With the requirements of the speed, maneuverability and agility, the structure with large slenderness ratio is widely employed in the design of the modern rocket. The interaction among unsteady aerodynamic load, structural elastic response, as well as flight motion will be more significant. This paper focuses on the aeroelastic effects in the trajectory simulation of a rotary rocket with a large slenderness ratio. A calculation method based on computational fluid dynamics / computational structural dynamics / computational flight mechanics (CFD/CSD/CFM) coupling system is proposed, in which an in-house CFD/CSD strong-coupled program is connected with the six-degree-of-freedom flight mechanics' equations. The CFD/CSD coupling subsystem as well as CFD/CFM coupling subsystem are validated by aeroelastic dynamic stability analysis of AGARD wing and trajectory simulation of a spinning projectile, respectively. Then, the coupling algorithm is performed on a long-range trajectory simulation of an uncontrolled rotary flexible rocket. The unsteady aerodynamic loads, structural deformation, flight motions, as well as the varying thrust direction are obtained and analyzed. Through the Monte Carlo Experiment, the landing points dispersion of the elastic rocket is also calculated and compared with the rigid case. The results show that the aeroelastic effect can decrease the range and reduce the landing accuracy of the rocket. The proposed method can provide technical support for the correction of the firing table and the design of the control system of the rocket.

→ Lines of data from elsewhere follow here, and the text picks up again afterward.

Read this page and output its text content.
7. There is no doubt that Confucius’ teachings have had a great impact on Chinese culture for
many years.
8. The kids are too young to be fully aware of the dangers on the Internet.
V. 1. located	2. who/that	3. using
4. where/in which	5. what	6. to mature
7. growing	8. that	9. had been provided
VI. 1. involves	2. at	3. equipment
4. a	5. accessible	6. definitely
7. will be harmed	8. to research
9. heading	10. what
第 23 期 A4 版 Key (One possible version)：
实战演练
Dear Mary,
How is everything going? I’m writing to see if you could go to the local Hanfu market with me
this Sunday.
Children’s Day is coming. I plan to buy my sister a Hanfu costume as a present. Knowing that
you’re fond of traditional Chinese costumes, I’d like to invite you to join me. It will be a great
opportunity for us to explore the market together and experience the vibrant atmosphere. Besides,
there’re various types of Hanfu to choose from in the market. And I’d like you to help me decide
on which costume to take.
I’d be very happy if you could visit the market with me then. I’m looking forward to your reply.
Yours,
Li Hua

由于对速度、机动性和敏捷性的要求，大长细比结构在现代火箭的设计中被广泛采用。非定常气动载荷、结构弹性响应以及飞行运动之间的相互作用将更加显着。本文重点研究了大长细比旋转火箭弹道模拟中的气动弹性效应。提出了一种基于计算流体动力学/计算结构动力学/计算飞行力学（CFD/CSD/CFM）耦合系统的计算方法，其中内部CFD/CSD强耦合程序与六度角连接。 - 自由飞行力学方程。CFD/CSD 耦合子系统以及 CFD/CFM 耦合子系统分别通过 AGARD 机翼的气动弹性动态稳定性分析和旋转弹丸的弹道模拟进行验证。然后，对不受控旋转柔性火箭的远程弹道仿真进行耦合算法。获得并分析了非定常气动载荷、结构变形、飞行运动以及变化的推力方向。通过蒙特卡罗实验，还计算了弹性火箭的着陆点离散度，并与刚性情况进行了比较。结果表明，气动弹性效应会减小火箭的射程，降低火箭的着陆精度。